London-based Benfield Greig Group plc and E.W. Blanch Holdings Inc. of Dallas, have agreed on merger terms. Benfield offered to purchase the outstanding shares of EWB for $13.50 a share, valuing the transaction at around $179 million. When completed, the new company will become the world’s third largest reinsurance broker. Only Aon Corp. and Marsh, Inc.’s Guy Carpenter are bigger.
Benfield Greig was formed in 1997 by the merger of the Benfield Group with another London broker, the Greig Feister Group, shortly after the untimely death of Benfield’s chairman, British financier Matthew Harding. David Haggie, Benfield’s financial advisor, called Harding “a fascinating character and a great businessman,” and credited him with the company’s success. A legend in financial and insurance circles, Harding also owned part of London’s Chelsea Football Club, one of England’s most famous soccer teams.
“Benfield’s is the world’s largest privately held reinsurance broker, and the fifth largest in gross revenues,” said a company spokeswoman. The company has a global reach with offices in Europe, Asia and North America, but is underrepresented in the U.S. market. Benfield expects the acquisition of EWB to cure that weakness.

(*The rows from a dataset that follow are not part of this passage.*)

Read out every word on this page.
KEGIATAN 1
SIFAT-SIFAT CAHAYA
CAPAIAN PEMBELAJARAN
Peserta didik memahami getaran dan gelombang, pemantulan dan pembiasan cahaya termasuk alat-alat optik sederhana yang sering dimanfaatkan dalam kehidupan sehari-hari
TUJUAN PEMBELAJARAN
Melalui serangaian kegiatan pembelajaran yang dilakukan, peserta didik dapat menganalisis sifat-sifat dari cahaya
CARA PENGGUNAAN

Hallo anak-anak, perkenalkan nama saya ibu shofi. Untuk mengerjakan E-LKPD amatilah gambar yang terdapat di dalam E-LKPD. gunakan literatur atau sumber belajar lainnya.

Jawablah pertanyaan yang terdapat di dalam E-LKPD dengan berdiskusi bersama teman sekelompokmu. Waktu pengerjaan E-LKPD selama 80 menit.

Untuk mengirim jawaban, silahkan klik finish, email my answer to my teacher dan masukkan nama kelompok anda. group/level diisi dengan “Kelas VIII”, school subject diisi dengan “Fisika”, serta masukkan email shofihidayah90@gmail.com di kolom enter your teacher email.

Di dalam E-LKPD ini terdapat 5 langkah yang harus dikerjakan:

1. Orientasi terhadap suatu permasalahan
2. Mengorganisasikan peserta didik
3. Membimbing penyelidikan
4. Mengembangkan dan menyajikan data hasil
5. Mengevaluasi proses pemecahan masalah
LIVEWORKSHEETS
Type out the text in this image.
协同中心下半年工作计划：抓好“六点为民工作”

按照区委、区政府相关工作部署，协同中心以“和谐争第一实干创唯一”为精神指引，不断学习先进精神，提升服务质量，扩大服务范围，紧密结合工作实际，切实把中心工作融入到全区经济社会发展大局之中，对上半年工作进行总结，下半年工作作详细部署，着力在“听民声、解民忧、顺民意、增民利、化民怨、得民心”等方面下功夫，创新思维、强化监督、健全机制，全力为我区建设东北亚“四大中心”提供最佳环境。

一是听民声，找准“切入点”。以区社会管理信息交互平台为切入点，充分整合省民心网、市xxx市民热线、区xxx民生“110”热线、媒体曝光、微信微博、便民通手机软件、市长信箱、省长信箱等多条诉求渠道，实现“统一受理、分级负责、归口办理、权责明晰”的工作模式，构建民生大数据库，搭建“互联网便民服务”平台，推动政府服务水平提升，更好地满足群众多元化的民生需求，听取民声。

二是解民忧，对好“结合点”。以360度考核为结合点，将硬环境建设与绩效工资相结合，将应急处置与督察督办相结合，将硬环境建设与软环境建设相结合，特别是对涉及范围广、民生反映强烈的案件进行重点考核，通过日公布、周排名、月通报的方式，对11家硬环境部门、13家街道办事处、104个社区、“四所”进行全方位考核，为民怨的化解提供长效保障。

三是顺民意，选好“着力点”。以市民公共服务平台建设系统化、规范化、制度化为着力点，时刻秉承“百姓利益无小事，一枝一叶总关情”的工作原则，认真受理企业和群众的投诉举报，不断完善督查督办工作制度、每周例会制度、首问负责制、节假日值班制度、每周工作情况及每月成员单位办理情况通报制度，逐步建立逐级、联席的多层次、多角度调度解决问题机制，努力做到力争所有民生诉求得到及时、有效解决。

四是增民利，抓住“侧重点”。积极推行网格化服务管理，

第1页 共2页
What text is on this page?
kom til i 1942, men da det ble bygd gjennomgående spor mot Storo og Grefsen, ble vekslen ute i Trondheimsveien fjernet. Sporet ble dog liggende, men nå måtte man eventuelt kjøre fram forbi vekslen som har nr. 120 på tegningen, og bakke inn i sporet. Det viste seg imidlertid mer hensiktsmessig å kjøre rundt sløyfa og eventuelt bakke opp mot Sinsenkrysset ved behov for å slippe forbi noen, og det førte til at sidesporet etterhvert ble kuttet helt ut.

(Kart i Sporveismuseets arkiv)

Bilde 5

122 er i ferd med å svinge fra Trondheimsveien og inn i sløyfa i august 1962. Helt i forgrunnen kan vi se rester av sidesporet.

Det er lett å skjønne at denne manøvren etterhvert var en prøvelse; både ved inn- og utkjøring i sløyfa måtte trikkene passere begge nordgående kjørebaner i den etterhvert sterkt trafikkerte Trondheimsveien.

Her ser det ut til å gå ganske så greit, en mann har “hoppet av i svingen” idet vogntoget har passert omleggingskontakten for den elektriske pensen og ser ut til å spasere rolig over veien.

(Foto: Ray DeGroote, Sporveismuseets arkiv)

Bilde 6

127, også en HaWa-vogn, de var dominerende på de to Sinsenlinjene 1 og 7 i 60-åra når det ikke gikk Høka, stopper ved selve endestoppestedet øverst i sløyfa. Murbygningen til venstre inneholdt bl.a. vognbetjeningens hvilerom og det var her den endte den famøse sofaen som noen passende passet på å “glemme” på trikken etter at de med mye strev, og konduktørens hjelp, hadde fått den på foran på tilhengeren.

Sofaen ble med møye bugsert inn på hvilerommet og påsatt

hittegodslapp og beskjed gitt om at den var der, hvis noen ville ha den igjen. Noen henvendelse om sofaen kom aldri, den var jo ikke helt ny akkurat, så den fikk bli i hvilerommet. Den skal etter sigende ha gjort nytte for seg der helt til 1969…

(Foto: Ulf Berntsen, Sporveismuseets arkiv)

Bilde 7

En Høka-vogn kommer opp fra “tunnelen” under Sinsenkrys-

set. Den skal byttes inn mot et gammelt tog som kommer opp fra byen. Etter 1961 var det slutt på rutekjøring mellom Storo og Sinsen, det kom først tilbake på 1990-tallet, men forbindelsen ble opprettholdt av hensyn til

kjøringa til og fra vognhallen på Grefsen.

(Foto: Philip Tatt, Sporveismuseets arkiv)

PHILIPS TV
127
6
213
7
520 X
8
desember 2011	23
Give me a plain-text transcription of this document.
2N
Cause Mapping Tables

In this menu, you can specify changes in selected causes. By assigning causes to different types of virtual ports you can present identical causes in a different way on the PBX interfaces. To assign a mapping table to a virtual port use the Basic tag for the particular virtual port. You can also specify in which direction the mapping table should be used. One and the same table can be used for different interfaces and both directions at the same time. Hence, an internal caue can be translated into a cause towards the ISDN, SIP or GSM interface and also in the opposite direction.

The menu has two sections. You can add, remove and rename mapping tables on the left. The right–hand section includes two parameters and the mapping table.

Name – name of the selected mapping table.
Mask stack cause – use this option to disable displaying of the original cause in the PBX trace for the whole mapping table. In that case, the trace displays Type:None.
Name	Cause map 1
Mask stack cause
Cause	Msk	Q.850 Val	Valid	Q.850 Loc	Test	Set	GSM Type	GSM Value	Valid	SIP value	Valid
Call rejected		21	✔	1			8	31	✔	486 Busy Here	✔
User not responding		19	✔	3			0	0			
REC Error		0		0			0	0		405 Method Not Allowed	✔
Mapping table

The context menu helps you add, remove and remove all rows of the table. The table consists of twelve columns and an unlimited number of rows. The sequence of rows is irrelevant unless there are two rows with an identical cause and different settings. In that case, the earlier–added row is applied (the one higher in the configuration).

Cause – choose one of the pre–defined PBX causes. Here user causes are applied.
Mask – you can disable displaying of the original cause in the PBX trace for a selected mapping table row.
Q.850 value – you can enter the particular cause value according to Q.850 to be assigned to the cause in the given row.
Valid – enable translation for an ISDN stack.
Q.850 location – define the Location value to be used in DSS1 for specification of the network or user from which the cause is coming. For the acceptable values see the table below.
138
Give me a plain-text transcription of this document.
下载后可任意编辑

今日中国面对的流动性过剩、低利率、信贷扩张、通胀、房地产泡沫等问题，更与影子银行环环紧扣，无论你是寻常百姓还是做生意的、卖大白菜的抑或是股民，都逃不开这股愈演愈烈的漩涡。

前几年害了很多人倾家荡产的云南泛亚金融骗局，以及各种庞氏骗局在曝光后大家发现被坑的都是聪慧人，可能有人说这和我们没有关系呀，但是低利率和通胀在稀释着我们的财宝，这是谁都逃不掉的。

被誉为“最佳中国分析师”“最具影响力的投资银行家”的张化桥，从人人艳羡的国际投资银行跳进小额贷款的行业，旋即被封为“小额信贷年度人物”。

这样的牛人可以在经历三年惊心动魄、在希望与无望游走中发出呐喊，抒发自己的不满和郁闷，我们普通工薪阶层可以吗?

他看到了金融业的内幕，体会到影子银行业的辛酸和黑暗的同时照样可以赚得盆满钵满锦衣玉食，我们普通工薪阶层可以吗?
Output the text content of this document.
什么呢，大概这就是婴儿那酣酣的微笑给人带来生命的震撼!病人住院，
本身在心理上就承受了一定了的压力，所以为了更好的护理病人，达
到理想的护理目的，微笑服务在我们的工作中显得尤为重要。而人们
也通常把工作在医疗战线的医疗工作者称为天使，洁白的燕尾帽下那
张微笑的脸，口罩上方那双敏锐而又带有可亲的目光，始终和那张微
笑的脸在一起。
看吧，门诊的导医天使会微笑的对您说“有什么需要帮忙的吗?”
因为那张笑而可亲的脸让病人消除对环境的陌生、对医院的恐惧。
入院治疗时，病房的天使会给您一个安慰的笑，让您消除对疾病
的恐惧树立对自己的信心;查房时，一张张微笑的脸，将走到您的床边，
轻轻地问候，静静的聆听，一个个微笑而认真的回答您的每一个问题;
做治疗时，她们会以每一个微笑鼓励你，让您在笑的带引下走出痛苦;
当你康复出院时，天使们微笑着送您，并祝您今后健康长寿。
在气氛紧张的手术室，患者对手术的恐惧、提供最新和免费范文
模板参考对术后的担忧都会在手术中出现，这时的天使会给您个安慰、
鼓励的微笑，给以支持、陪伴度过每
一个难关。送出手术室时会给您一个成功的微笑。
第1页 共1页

“Our clients cover a very wide range,” said the spokeswoman. They include “most major Re’s and insurers like Royal & Sun Alliance, CGNU, Zurich Re, Hannover Re, a number of Lloyd’s syndicates and several large Japanese and Australian companies. About 25 to 30 percent of our business is placed with the Lloyd’s market. We are best known for catastrophe reinsurance and retrocessional programs, but we also have a strong position in treaty reinsurance.”
Benfield’s track record shows it’s an extremely well run company. It was named “The International Reinsurance Broker of the Year” in 1999 in a competition sponsored by Lloyd’s and last year was similarly honored by Lloyd’s, Reactions Magazine, and the British insurance Awards. It also was named the winner of Zurich Re’s Award for the Reinsurance broking initiative of the Year 2000 for its ReMetrca II program.
Benfield’s year 2000 total revenues of £139.8 million ($201.66 million) and EWB’s $208.2 million make the two companies roughly equivalent. But while Benfield was earning pre-tax profits of £37.7 million ($54.38 million) on its turnover, EWB was making losses. According to the Market Guide, “Net loss totaled $9.6 million vs. an income of $39.7 million. Revenues reflect the absence of workers’ compensation reinsurance and placement revenues. Loss reflects $9.5 million in restructuring charges and higher SGA expenses.”
EWB was particularly hard hit by its exposure to Unicover related losses, and the share value of the company’s stock nose-dived from around $55 per share a year ago to less than $8 before the merger announcement. As a result, two shareholder suits naming various officers and directors were recently filed alleging failure to disclose the bad news to investors who bought shares between October 1999 and March 2000.
The company’s troubles were further compounded by the loss last March of two top executives, Rodman Fox and Paul Karon, who left EWB following a management dispute to join Benfield. Fox, whom Haggie described as “a real insurance professional,” became the head of Benfield’s U.S. operations and is credited with increasing turnover there to over $30 million, 15 percent of Benfield’s total.
Last January Ted Blanch, who had taken over as CEO at EWB from his father, the firm’s founder, stepped down to become chairman emeritus. The company named Chris Walker to replace him with a mandate to find a partner and straighten things out. The search didn’t take long. Commenting on the selection of Benfield, Walker stated, “Our board conducted an extensive process examining our options and determined that this transaction best meets our goal of delivering value to our shareholders.”
Fox’s position at Benfield gave the U.K. broker the inside track. “It’s fair to say that Rodman Fox’s knowledge of E.W. Blanch and its people was invaluable,” said Haggie. “The people at E.W. Blanch are firmly committed to this deal and have every confidence in his management abilities.” He indicated that Fox was expected to become the new CEO of U.S. operations for the combined group, which will be renamed Benfield Blanch.
There is duplication, notably in cities where both firms have offices—such as London and New York—but generally the two companies appear to be complementary. For example, EWB has offices in San Francisco, Calabasas and San Jose, while Benfield has no offices in California. Haggie said it was “too early to make any decisions on office restructuring,” but indicated that generally this would be a function of the market each company serves.
At least 75 percent of the shareholders of both companies must ratify the agreement. Benfield’s shareholders, which include its management and several large insurance companies, irrevocably committed to vote for the acquisition in an April 23 action. No other bidders have appeared, and the boards of directors of both companies have already given their approvals.